@madpilot rants

Use CSS to speed your unobtrusive JavaScript

Unobtrusive JavaScript does for JavaScript what CSS did for HTML design. Separating the design and business logic client side means better re-use and compatibility.

To make a truly unobtrusive site, you should start with a base, non-JavaScript version of the site, and then add functionality dynamically. One of the issues with this is quite often you are left with elements that are required for HTML-only functions, but not for the JS version. Obviously, it’s easy to traverse the DOM tree and hide elements that not required like this:

var elementToHide = document.getElementById('hide_me');

if(elementToHide) {
    elementToHide.style.display = 'none';

but this can be pretty slow if you have lot of elements to hide. Sure, you could use XPath, but it isn’t supported in many browsers.

CSS is pretty darn quick when applying styles (well, you would hope so – that’s what it is designed for), so by dynamically including a CSS file via JavaScript we can hide (and show) elements really quickly. It’s all pretty simple:

  1. Create the style sheet (We’ll call it /stylesheets/css.js)
  2. Set up the desired styles in the style sheet as you would any another CSS file
  3. Drop the following code is to a JavaScript file and include it in your header
function unobtrusiveCSS() {
    head = document.getElementsByTagName('head');
    head = head[0];
    link = document.createElement('link')
    link.href = '/stylesheets/js.css';
    link.setAttribute('media', 'screen')
    link.setAttribute('rel', 'stylesheet');
    link.setAttribute('type', 'text/css');


Now, you might have noticed that I’m using the FastInit library (written by the ever so talented Andrew Tetlaw).

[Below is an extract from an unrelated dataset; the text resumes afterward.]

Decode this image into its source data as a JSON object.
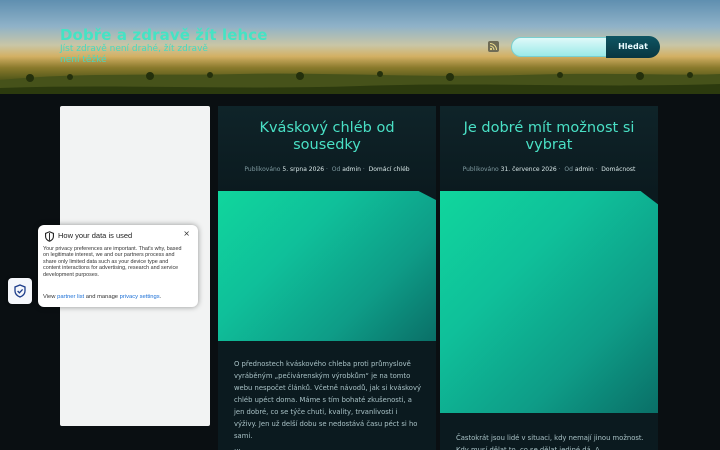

Because we are modifying the DOM, we need to wait for it to load before we can append anything. I could have used window.onload, but that would defeat the purpose, as we would have to wait for all of the images on the page to load, negating the speed up we would get.

The FastInit library will fire the JavaScript as soon as the DOM is loaded. (Go to the site to find out how it works – it’s quite ingenious), At the end of the day, you would need to a library like this regardless of whether you use the CSS include hack.

Caveat: Another way of doing it would be to use document.write, which would eliminate the need for an external library, but hacks like that make baby jeebus cry.